The house was surrounded by eucalyptus trees. One of the trees reminded us of 'Big Bird' from Sesame Street. The house had been empty for a few years before we arrived. It took us a few weeks to get the house comfortable. The interior was painted sea foam green and bright pink and white. Outside in the front lawn was a cistern. Our mother made us promise never to open it. She was afraid one of us might fall in and drown.
It wasn't long before I began to hearing a woman's voice calling my name. The odd thing was that she called my name in very rapid succession in a whispering tone, "Theresa-Theresa-Theresa-Theresa" on and on and on without pause for a breath. The first time this happened I was home alone. My mom, sisters and brother had gone to the store. At first I thought I was imaging the voice until it followed me from room to room. It scared me so I finally went outside on the porch to wait for their return.
My baby sister's room was down the hall from mine. The ghost frightened her too. She would come into my room in the middle of the night saying the ghost was near and crawl into bed with me.
The ghost would wake me up by violently bumping my bed during the night. Sometimes she would do this numerous times. When I'd wake up, I was very aware of someone's face being very close to mine, but instead of feeling a warm breath, I felt a strange cold. I was petrified, too afraid to even breathe. I'd cover my face in my coverlet and tremble myself back to sleep, too afraid to breath, speak or move. It was horrifying for a child. So, when my little sister asked to join me in bed, I would console her. I always felt as if someone was watching us in that house.
One morning my mother and I were sitting in the kitchen alone talking when we suddenly heard heavy footsteps approaching, as if coming from the tiled entry, through the living room into the dining room. They suddenly stopped when they reached the kitchen doorway. We both stopped talking expecting to see my dad, but there was nothing. In fact he was still asleep in bed. No one else heard the footsteps.
There were times when I would be doing my chores, perhaps washing dishes, cleaning the floors, or doing laundry, when I'd feel this being engulf me. I'd find it difficult to move, weighted down. I could feel it was desperate, sad, and sometimes playful when it scared me. I'd see images out of the corner of my eyes. It never let me see it directly, until one day when I went out on the front lawn and opened the cistern. We'd open the cistern when we knew my mother wasn't watching. We were kids.
One afternoon, I felt it wanted me to open the cistern. I felt that she led me outside, and I opened it. There were what appeared to be two eyes looking back at me. I was lost in time, lost in that gaze. Then the eyes receded down into the watery depths. I dropped the door and ran for the house. I never said anything about it.
When I was 12 my father had the house repainted. Oddly enough, much of the activity stopped. I felt it, but not as aggressively.
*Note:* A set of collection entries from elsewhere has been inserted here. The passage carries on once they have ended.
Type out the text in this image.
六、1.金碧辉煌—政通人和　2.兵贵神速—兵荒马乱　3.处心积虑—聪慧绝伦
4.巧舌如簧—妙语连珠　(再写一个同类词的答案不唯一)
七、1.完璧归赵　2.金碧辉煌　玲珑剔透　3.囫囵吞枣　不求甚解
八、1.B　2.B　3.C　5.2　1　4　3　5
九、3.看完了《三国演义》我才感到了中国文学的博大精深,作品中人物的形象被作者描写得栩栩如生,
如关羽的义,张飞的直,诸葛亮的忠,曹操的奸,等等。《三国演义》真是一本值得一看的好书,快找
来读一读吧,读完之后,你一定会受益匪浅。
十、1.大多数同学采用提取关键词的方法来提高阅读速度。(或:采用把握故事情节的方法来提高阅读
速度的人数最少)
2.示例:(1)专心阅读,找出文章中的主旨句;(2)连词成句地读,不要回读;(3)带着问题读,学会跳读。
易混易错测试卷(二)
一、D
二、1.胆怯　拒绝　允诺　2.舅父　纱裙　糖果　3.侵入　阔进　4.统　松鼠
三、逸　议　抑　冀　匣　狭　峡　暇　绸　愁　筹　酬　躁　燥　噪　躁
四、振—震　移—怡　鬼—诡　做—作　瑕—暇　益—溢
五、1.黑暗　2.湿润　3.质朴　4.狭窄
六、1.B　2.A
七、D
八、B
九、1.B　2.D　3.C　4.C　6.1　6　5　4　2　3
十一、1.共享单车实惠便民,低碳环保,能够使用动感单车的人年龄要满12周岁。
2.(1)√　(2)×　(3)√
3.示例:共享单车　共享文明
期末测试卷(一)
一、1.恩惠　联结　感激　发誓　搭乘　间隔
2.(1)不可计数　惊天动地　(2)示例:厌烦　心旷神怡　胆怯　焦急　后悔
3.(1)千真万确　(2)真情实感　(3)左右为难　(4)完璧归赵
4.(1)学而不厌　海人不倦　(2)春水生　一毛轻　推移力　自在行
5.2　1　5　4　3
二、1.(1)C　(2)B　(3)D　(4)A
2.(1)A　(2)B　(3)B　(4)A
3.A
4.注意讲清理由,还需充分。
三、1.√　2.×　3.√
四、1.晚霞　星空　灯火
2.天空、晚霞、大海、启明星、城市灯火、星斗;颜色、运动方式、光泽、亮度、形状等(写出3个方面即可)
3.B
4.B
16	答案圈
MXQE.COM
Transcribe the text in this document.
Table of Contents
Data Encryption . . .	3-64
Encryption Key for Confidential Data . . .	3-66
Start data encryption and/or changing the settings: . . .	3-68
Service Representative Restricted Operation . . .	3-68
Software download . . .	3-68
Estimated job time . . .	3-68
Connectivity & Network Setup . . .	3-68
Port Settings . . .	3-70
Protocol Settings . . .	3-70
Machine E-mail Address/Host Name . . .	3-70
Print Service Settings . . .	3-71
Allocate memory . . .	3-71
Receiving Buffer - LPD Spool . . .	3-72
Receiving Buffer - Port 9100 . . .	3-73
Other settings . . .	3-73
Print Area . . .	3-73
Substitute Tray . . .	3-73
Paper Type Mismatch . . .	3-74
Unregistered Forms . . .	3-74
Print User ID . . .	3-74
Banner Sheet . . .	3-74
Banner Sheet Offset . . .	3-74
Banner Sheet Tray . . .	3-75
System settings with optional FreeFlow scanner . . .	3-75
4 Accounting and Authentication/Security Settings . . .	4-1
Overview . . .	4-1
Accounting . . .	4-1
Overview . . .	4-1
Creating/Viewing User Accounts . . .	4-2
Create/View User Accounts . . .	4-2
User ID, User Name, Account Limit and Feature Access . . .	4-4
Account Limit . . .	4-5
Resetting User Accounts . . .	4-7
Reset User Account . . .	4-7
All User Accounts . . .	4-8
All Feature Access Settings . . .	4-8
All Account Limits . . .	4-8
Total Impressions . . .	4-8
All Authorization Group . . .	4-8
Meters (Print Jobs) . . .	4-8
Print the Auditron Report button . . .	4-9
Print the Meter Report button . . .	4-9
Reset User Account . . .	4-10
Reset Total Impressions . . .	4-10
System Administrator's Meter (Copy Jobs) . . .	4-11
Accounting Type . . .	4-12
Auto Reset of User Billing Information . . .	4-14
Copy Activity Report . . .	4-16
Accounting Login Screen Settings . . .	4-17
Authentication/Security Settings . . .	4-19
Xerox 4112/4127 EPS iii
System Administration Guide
It still woke me up at night, but not as often.
In the summer of 2008 my mother was visiting us, and we reminisced about that old house in Riyadh. I finally told her about the eyes in the cistern. She stopped, and I could tell that she wanted to say something. Mom finally spoke. "I didn't tell you, but do you remember the General's Egyptian maid?" I told her yes, that I remembered her. "Well," mom continued, "she told me that a man killed his wife in that house, and put her body in the cistern. I never told you kids that. I believe that's why the house was haunted, by her spirit. What you told me is scaring me. You probably saw her spirit still in there." I finally had closure.